The reason that precious-metal standards are a good thing is that both gold and silver, but especially gold, have been extracted and preserved at a rate which has pretty closely matched the growth of the world's population. One good way to visualize this is by looking at a 1-ounce gold coin; a Krugerrand or a Liberty Dollar.
Both are worth somewhere around $500-$600 right now.
In ancient Rome, for example, that ounce of gold would buy you a nice suit of clothes, a toga, and a pair of sandals or shoes. You might have some left over for lunch on the way home. Today, that Krugerrand (once converted to Federal Reserve Dollars, that is) will buy you a pretty nice suit and pair of shoes. The buying power of the gold has, essentially, remained static because the supply of gold somewhat mirrors the world's population.
In an economic sense, this not only means that inflation is almost impossible, but also that fractional-reserve banking simply wouldn't work. If the bank was required to back their transactions with gold, there's no way that the fractional-reserve system could function. The Liberty Dollar folks are a working example of this.
As an aside, I'd rather have private, weight-based currency again, as we did before 1913. The problems start when one bank (or cartel of banks, aka the Federal Reserve) gets the Gov't to grant them a monopoly.

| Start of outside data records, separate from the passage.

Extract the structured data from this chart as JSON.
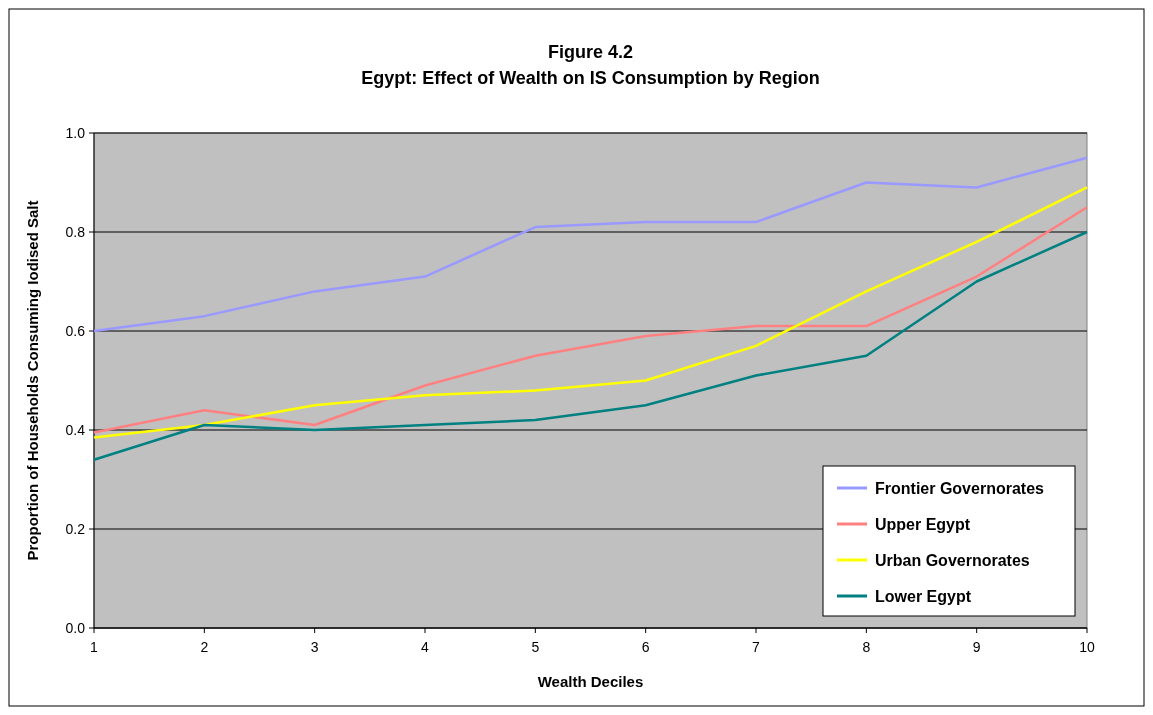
{
  "chart_data": {
    "type": "line",
    "title": "Figure 4.2",
    "subtitle": "Egypt: Effect of Wealth on IS Consumption by Region",
    "xlabel": "Wealth Deciles",
    "ylabel": "Proportion of Households Consuming Iodised Salt",
    "x": [
      1,
      2,
      3,
      4,
      5,
      6,
      7,
      8,
      9,
      10
    ],
    "xlim": [
      1,
      10
    ],
    "xticks": [
      1,
      2,
      3,
      4,
      5,
      6,
      7,
      8,
      9,
      10
    ],
    "ylim": [
      0,
      1
    ],
    "yticks": [
      {
        "value": 0,
        "label": "0.0"
      },
      {
        "value": 0.2,
        "label": "0.2"
      },
      {
        "value": 0.4,
        "label": "0.4"
      },
      {
        "value": 0.6,
        "label": "0.6"
      },
      {
        "value": 0.8,
        "label": "0.8"
      },
      {
        "value": 1,
        "label": "1.0"
      }
    ],
    "grid": "y",
    "legend": "bottom right",
    "marker": "none",
    "line_style": "solid",
    "series": [
      {
        "name": "Frontier Governorates",
        "color": "#9999ff",
        "values": [
          0.6,
          0.63,
          0.68,
          0.71,
          0.81,
          0.82,
          0.82,
          0.9,
          0.89,
          0.95
        ]
      },
      {
        "name": "Upper Egypt",
        "color": "#ff8080",
        "values": [
          0.395,
          0.44,
          0.41,
          0.49,
          0.55,
          0.59,
          0.61,
          0.61,
          0.71,
          0.85
        ]
      },
      {
        "name": "Urban Governorates",
        "color": "#ffff00",
        "values": [
          0.385,
          0.41,
          0.45,
          0.47,
          0.48,
          0.5,
          0.57,
          0.68,
          0.78,
          0.89
        ]
      },
      {
        "name": "Lower Egypt",
        "color": "#008080",
        "values": [
          0.34,
          0.41,
          0.4,
          0.41,
          0.42,
          0.45,
          0.51,
          0.55,
          0.7,
          0.8
        ]
      }
    ]
  }
}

At that point, they effectively gain near-total control over a nations economic life, which means they control the nation as well. Since the Gov't granting the monopoly must, of course, use the currency of the monopolist bank, that bank or group of banks can control the Gov't through the power of the purse. In return, they allow the Gov't to spend, spend, and spend some more...they get their pound of flesh in the end, after all.